System Quality Assurance
The same analogy applies to system level quality assurance. Running a full validation suite on the system described above takes a small but dedicated team who constantly updates the full system verification and test platforms, runs the validation and assures system level quality such as performance and reliability and conformance to industry compliance standards. In addition, that team can assume the responsibility for testing against the “matrix of death”, which is the umpteen odd variants that occur in the customers supported platform and application environments.
In addition to these common functions, I have seen System Teams take on two other functions as well:
Building Architectural Runway in Greenfield Applications
Building a new application in an agile manner still depends upon early build out of the architectural infrastructure. In some cases, this must be done before even a single feature can be laid in to provide user value. I described this in SSA with the following graphic.

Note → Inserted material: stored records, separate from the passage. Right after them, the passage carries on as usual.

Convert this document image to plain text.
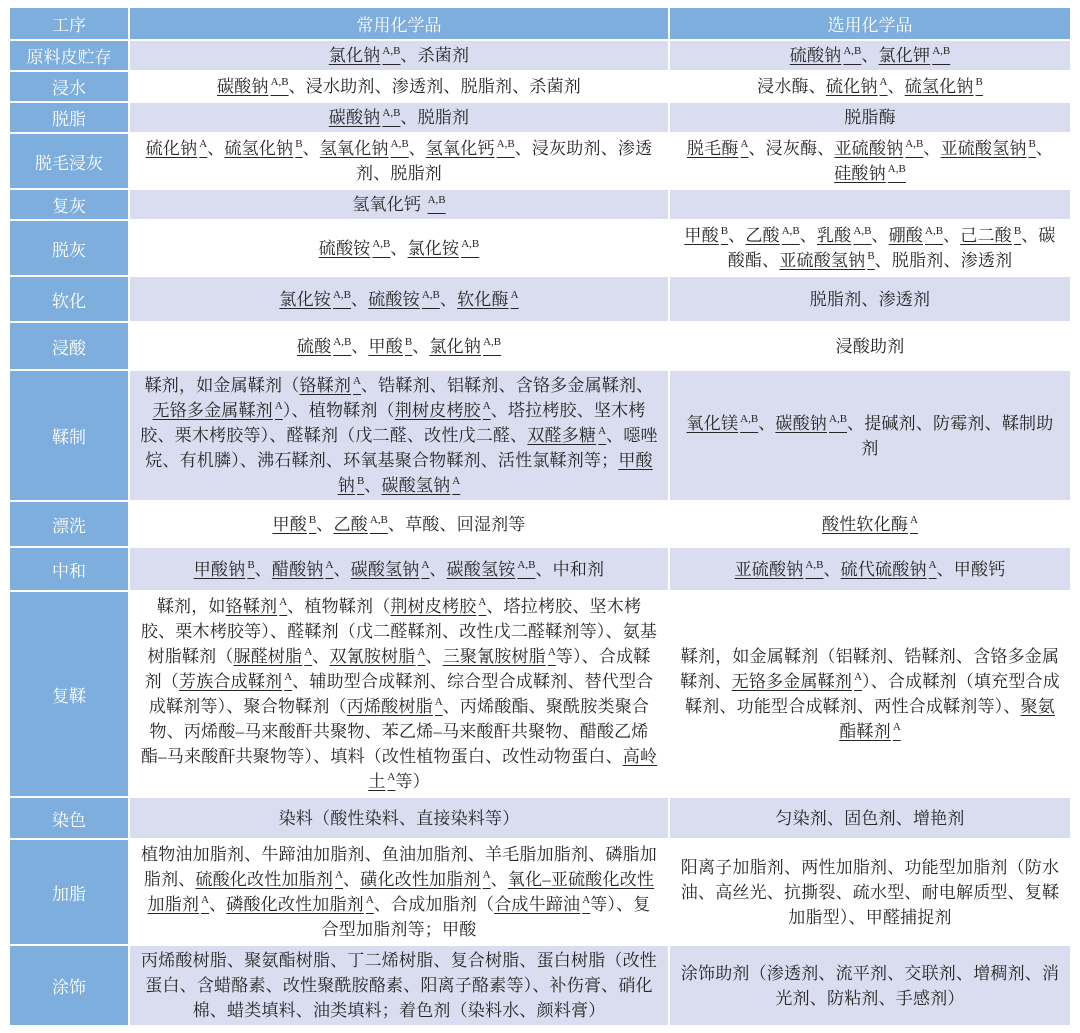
工序	常用化学品	选用化学品
原料皮贮存	氯化钠 $^{A,B}$、杀菌剂	硫酸钠 $^{A,B}$、氯化钾 $^{A,B}$
浸水	碳酸钠 $^{A,B}$、浸水助剂、渗透剂、脱脂剂、杀菌剂	浸水酶、硫化钠 $^A$、硫氢化钠 $^B$
脱脂	碳酸钠 $^{A,B}$、脱脂剂	脱脂酶
脱毛浸灰	硫化钠 $^A$、硫氢化钠 $^B$、氢氧化钠 $^{A,B}$、氢氧化钙 $^{A,B}$、浸灰助剂、渗透剂、脱脂剂	脱毛酶 $^A$、浸灰酶、亚硫酸钠 $^{A,B}$、亚硫酸氢钠 $^B$、硅酸钠 $^{A,B}$
复灰	氢氧化钙 $^{A,B}$	
脱灰	硫酸铵 $^{A,B}$、氯化铵 $^{A,B}$	甲酸 $^B$、乙酸 $^{A,B}$、乳酸 $^{A,B}$、硼酸 $^{A,B}$、己二酸 $^B$、碳酸酯、亚硫酸氢钠 $^B$、脱脂剂、渗透剂
软化	氯化铵 $^{A,B}$、硫酸铵 $^{A,B}$、软化酶 $^A$	脱脂剂、渗透剂
浸酸	硫酸 $^{A,B}$、甲酸 $^B$、氯化钠 $^{A,B}$	浸酸助剂
鞣制	鞣剂，如金属鞣剂（铬鞣剂 $^A$、锆鞣剂、铝鞣剂、含铬多金属鞣剂、无铬多金属鞣剂 $^A$）、植物鞣剂（荆树皮栲胶 $^A$、塔拉栲胶、坚木栲胶、栗木栲胶等）、醛鞣剂（戊二醛、改性戊二醛、双醛多糖 $^A$、噁唑烷、有机膦）、沸石鞣剂、环氧基聚合物鞣剂、活性氯鞣剂等；甲酸钠 $^B$、碳酸氢钠 $^A$	氧化镁 $^{A,B}$、碳酸钠 $^{A,B}$、提碱剂、防霉剂、鞣制助剂
漂洗	甲酸 $^B$、乙酸 $^{A,B}$、草酸、回湿剂等	酸性软化酶 $^A$
中和	甲酸钠 $^B$、醋酸钠 $^A$、碳酸氢钠 $^A$、碳酸氢铵 $^{A,B}$、中和剂	亚硫酸钠 $^{A,B}$、硫代硫酸钠 $^A$、甲酸钙
复鞣	鞣剂，如铬鞣剂 $^A$、植物鞣剂（荆树皮栲胶 $^A$、塔拉栲胶、坚木栲胶、栗木栲胶等）、醛鞣剂（戊二醛鞣剂、改性戊二醛鞣剂等）、氨基树脂鞣剂（脲醛树脂 $^A$、双氰胺树脂 $^A$、三聚氰胺树脂 $^A$等）、合成鞣剂（芳族合成鞣剂 $^A$、辅助型合成鞣剂、综合型合成鞣剂、替代型合成鞣剂等）、聚合物鞣剂（丙烯酸树脂 $^A$、丙烯酸酯、聚酰胺类聚合物、丙烯酸–马来酸酐共聚物、苯乙烯–马来酸酐共聚物、醋酸乙烯酯–马来酸酐共聚物等）、填料（改性植物蛋白、改性动物蛋白、高岭土 $^A$等）	鞣剂，如金属鞣剂（铝鞣剂、锆鞣剂、含铬多金属鞣剂、无铬多金属鞣剂 $^A$）、合成鞣剂（填充型合成鞣剂、功能型合成鞣剂、两性合成鞣剂等）、聚氨酯鞣剂 $^A$
染色	染料（酸性染料、直接染料等）	匀染剂、固色剂、增艳剂
加脂	植物油加脂剂、牛蹄油加脂剂、鱼油加脂剂、羊毛脂加脂剂、磷脂加脂剂、硫酸化改性加脂剂 $^A$、磺化改性加脂剂 $^A$、氧化–亚硫酸化改性加脂剂 $^A$、磷酸化改性加脂剂 $^A$、合成加脂剂（合成牛蹄油 $^A$等）、复合型加脂剂等；甲酸	阳离子加脂剂、两性加脂剂、功能型加脂剂（防水油、高丝光、抗撕裂、疏水型、耐电解质型、复鞣加脂型）、甲醛捕捉剂
涂饰	丙烯酸树脂、聚氨酯树脂、丁二烯树脂、复合树脂、蛋白树脂（改性蛋白、含蜡酪素、改性聚酰胺酪素、阳离子酪素等）、补伤膏、硝化棉、蜡类填料、油类填料；着色剂（染料水、颜料膏）	涂饰助剂（渗透剂、流平剂、交联剂、增稠剂、消光剂、防粘剂、手感剂）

In the agile project kick-start mode illustrated here, the first team builds the initial platform, (maintenance and ongoing development of which will eventually assumed by other teams) before the feature teams are added to the project. This can also facilitate a natural transition of resources to the new project as old projects are completed or new hires can be added to the new project over time.
Building Development Infrastructure for the Project
The transition to agile methods typically involves a significant investment in the environment to support configuration management, automated builds and deployment and automated build verification tests for an existing or greenfield project. This may involve analysis, procurement of tools and systems, deployment, scripting, ongoing maintenance etc. This is a complicated and technical task that takes time and typically, dedicated software development-capable resources. Building an initial infrastructure team that is integral to the system release train is one way to assure the commitment, visibility and accountability of those resources. More importantly, it helps assure that the job will actually get done, because the entire release train is dependent upon its success.
This post summarizes my view of the role of System Teams in the Big Picture. Of course, there is no one right way to do any of this and so comments are always very welcome.